Logement

Quand la suppléante de Claude Bartolone fait expulser une famille avec neuf enfants

Logement

par Ivan du Roy

Il est environ 9h30 quand des gendarmes mobiles investissent la cité Gagarine de Romainville (Seine-Saint-Denis) ce 13 octobre. L’opération vise à expulser la famille Diassiguy et ses neuf enfants, qui habitent l’appartement d’un rez-de-chaussée de ce grand ensemble qui compte environ 750 logements. La famille habite là depuis 27 ans. Mais elle connaît des problèmes d’impayés de loyers lorsque le père de famille se retrouve au chômage en 2013. La Caisse d’allocations familiales suspend alors le versement de l’aide au logement, suite à un jugement du tribunal d’instance. « Au moment où ils ont été expulsés, une partie de la dette était apurée », assure pourtant Jean-Baptiste Eyraud, de Droit au logement (DAL).

Ce que conteste le bailleur HLM, Romainville Habitat : « La dette a continué à s’aggraver puisqu’elle s’élevait à 9225€ au 30 septembre 2015. Depuis dix ans, la famille Diassiguy payait très irrégulièrement son loyer malgré un accompagnement social », détaille de son côté Asma Gasri, la présidente de Romainville Habitat (voir sa réponse ci-dessous).

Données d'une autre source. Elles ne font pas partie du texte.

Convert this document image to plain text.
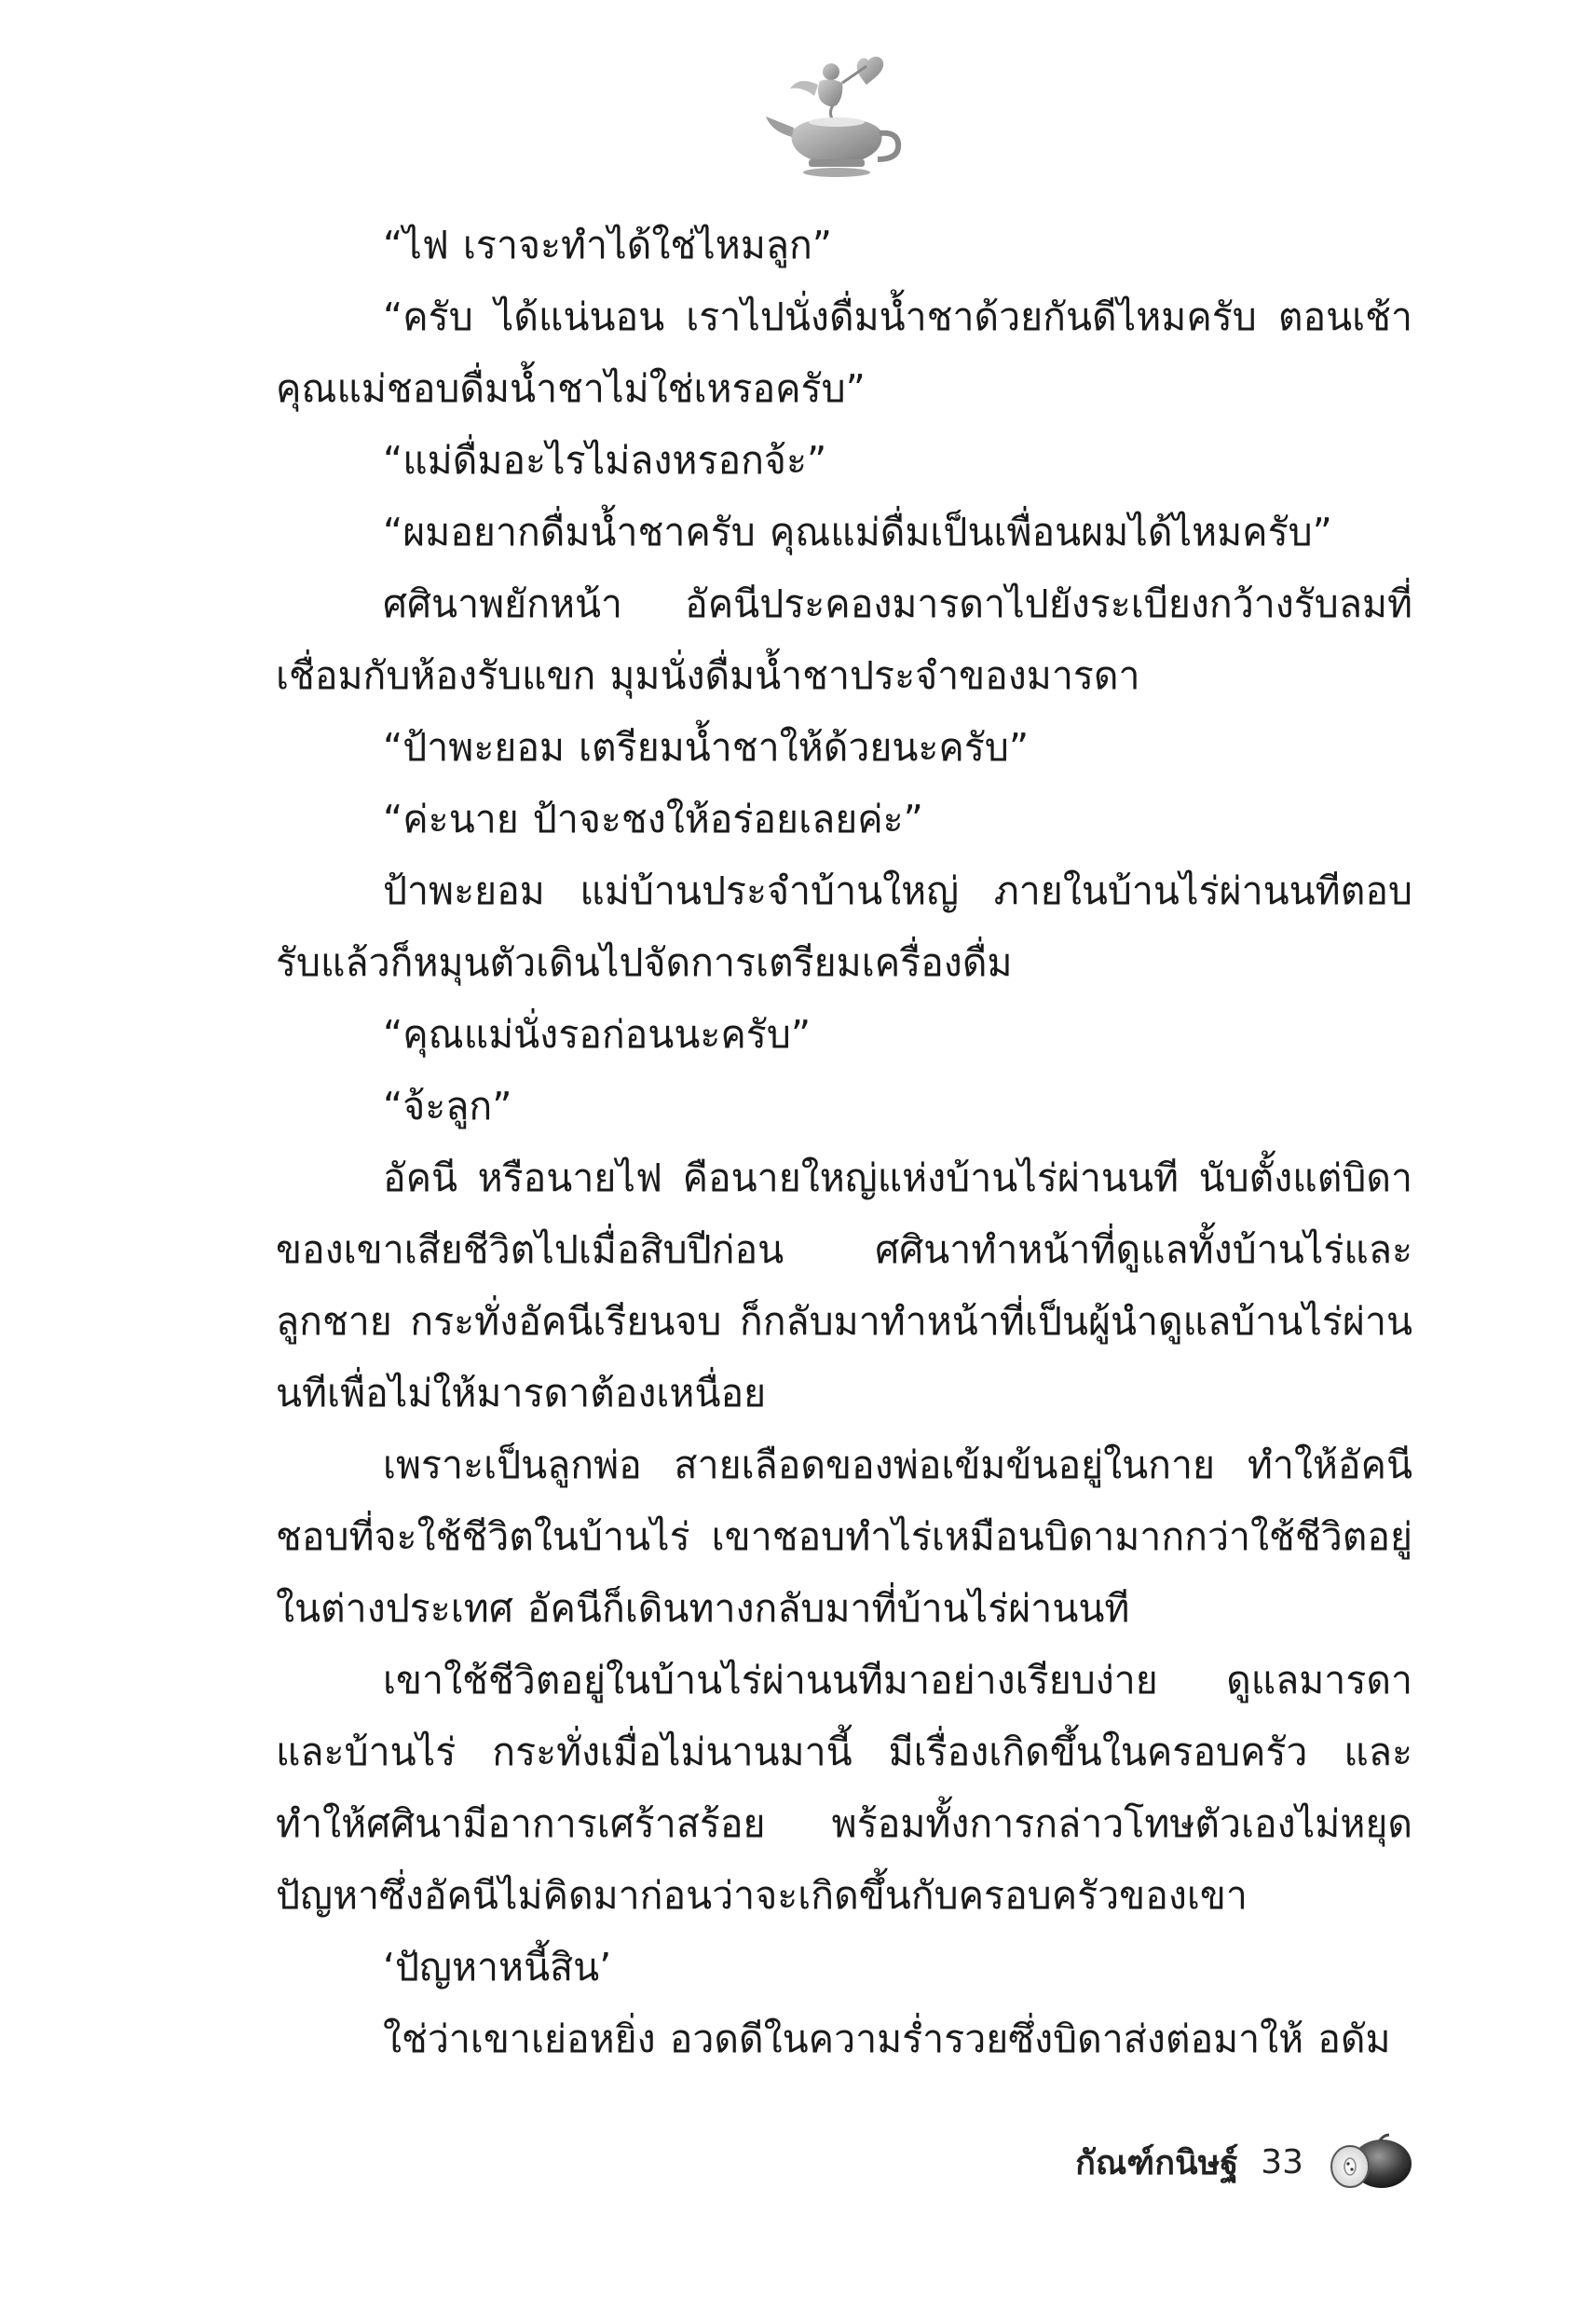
“ไฟ เราจะทำได้ใช่ไหมลูก”

“ครับ ได้แน่นอน เราไปนั่งดื่มน้ำชาด้วยกันดีไหมครับ ตอนเช้าคุณแม่ชอบดื่มน้ำชาไม่ใช่เหรอครับ”

“แม่ดื่มอะไรไม่ลงหรอกจ้ะ”

“ผมอยากดื่มน้ำชาครับ คุณแม่ดื่มเป็นเพื่อนผมได้ไหมครับ”

ศศินาพยักหน้า อัคนีประคองมารดาไปยังระเบียงกว้างรับลมที่เชื่อมกับห้องรับแขก มุมนั่งดื่มน้ำชาประจำของมารดา

“ป้าพะยอม เตรียมน้ำชาให้ด้วยนะครับ”

“ค่ะนาย ป้าจะชงให้อร่อยเลยค่ะ”

ป้าพะยอม แม่บ้านประจำบ้านใหญ่ ภายในบ้านไร่ผ่านนทีตอบรับแล้วก็หมุนตัวเดินไปจัดการเตรียมเครื่องดื่ม

“คุณแม่นั่งรอก่อนนะครับ”

“จ้ะลูก”

อัคนี หรือนายไฟ คือนายใหญ่แห่งบ้านไร่ผ่านนที นับตั้งแต่บิดาของเขาเสียชีวิตไปเมื่อสิบปีก่อน ศศินาทำหน้าที่ดูแลทั้งบ้านไร่และลูกชาย กระทั่งอัคนีเรียนจบ ก็กลับมาทำหน้าที่เป็นผู้นำดูแลบ้านไร่ผ่านนทีเพื่อไม่ให้มารดาต้องเหนื่อย

เพราะเป็นลูกพ่อ สายเลือดของพ่อเข้มข้นอยู่ในกาย ทำให้อัคนีชอบที่จะใช้ชีวิตในบ้านไร่ เขาชอบทำไร่เหมือนบิดามากกว่าใช้ชีวิตอยู่ในต่างประเทศ อัคนีก็เดินทางกลับมาที่บ้านไร่ผ่านนที

เขาใช้ชีวิตอยู่ในบ้านไร่ผ่านนทีมาอย่างเรียบง่าย ดูแลมารดาและบ้านไร่ กระทั่งเมื่อไม่นานมานี้ มีเรื่องเกิดขึ้นในครอบครัว และทำให้ศศินามีอาการเศร้าสร้อย พร้อมทั้งการกล่าวโทษตัวเองไม่หยุดปัญหาซึ่งอัคนีไม่คิดมาก่อนว่าจะเกิดขึ้นกับครอบครัวของเขา

‘ปัญหาหนี้สิน’

ใช่ว่าเขาเย่อหยิ่ง อวดดีในความร่ำรวยซึ่งบิดาส่งต่อมาให้ อดัม

กัณฑ์กนิษฐ์ 33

Pour Droit au logement, la famille avait repris le versement du loyer depuis mars, sept mois avant l’expulsion. Selon l’association, il ne restait plus qu’au bailleur de signer le protocole pour que les aides au logement suspendues, correspondant à la dette résiduelle, soient débloquées et pour que la situation soit régularisée. L’office municipal refuse, malgré une pétition signée par une centaine d’habitants soutenant la famille. « Il n’a pas été possible de mettre en place un protocole d’accord avec la CAF car suite au jugement le bail a été résilié. La pétition dont vous parlez n’a pas été signée par une centaine d’habitants mais par 60 signataires dont plusieurs mineurs », se défend Asma Gasri.

Suite au jugement et à une demande de recours à la force publique, les forces de l’ordre procèdent donc à l’expulsion, sous les protestations de plusieurs voisins et militants du DAL local, dont un responsable est blessé et interpellé. L’expulsion met les habitants de la cité en émoi (voir ici la vidéo de l’expulsion, filmée par des habitants avec leurs smartphones). Le sujet y est sensible : les locataires sont inquiets d’un futur programme de rénovation urbaine, lié à l’extension prochaine de la ligne onze du métro parisien. Une opération immobilière qui risque de provoquer de nombreux relogements, ailleurs, et une inflation des loyers. « Lors des réunions publiques, nous avons rappelé à maintes reprises qu’à surface égale, le loyer sera identique avec même potentiellement des baisses de charges grâce à la meilleure isolation des logements », assure la présidente de Romainville Habitat.

Rapidement, une première manifestation d’environ 200 personnes s’organise devant la mairie, puis devant le siège de la communauté de communes, Est ensemble. « La décision de l’expulsion et du relogement appartient à la maire de Romainville, Corinne Valls », estime Jean-Baptiste Eyraud. Corinne Valls, ancienne communiste, est la suppléante de Claude Bartolone, président de l’Assemblée nationale et tête de liste socialiste aux élections régionales de décembre. Avant d’être élue, elle a habité dans la même cage d’escalier que la famille Diassiguy. Dans la soirée, la maire fait voter le huis-clos du conseil municipal puis suspend la séance [1]. Une marche sera organisée dimanche prochain, à 10h, au départ de la cité Gagarine.

La famille Diassiguy est pour l’instant accueillie chez des voisins. Elle rejoint la mobilisation initiée par une centaine de familles, en attente de relogement, venues de plusieurs banlieues parisiennes. Depuis le 30 juillet, celles-ci se rassemblent régulièrement Place de la République, à Paris. En vain pour le moment, alors que l’hiver approche. Selon les chiffres que le DAL s’est procuré, en 2014, le nombre de jugements d’expulsion pour impayés a progressé de 5%, dépassant les 126 400. Pour près d’un quart de ces expulsions, le concours de la force publique a été autorisé par les préfets. Un chiffre qui « n’a jamais été aussi élevé dans notre pays ! », souligne le DAL.

[Article mis à jour le 21 octobre à 11h, suite à la réponse de la présidente de l’office HLM de Romainville.]

 Pétition en ligne pour soutenir l’action contre les expulsions.

 La réponse d’Asma Gasri, Présidente de Romainville Habitat, ci dessous.

Notes

[1Nous avions écrit que la maire avait été mise en minorité par le conseil municipal de Romainville, ce qui n’a pas été le cas.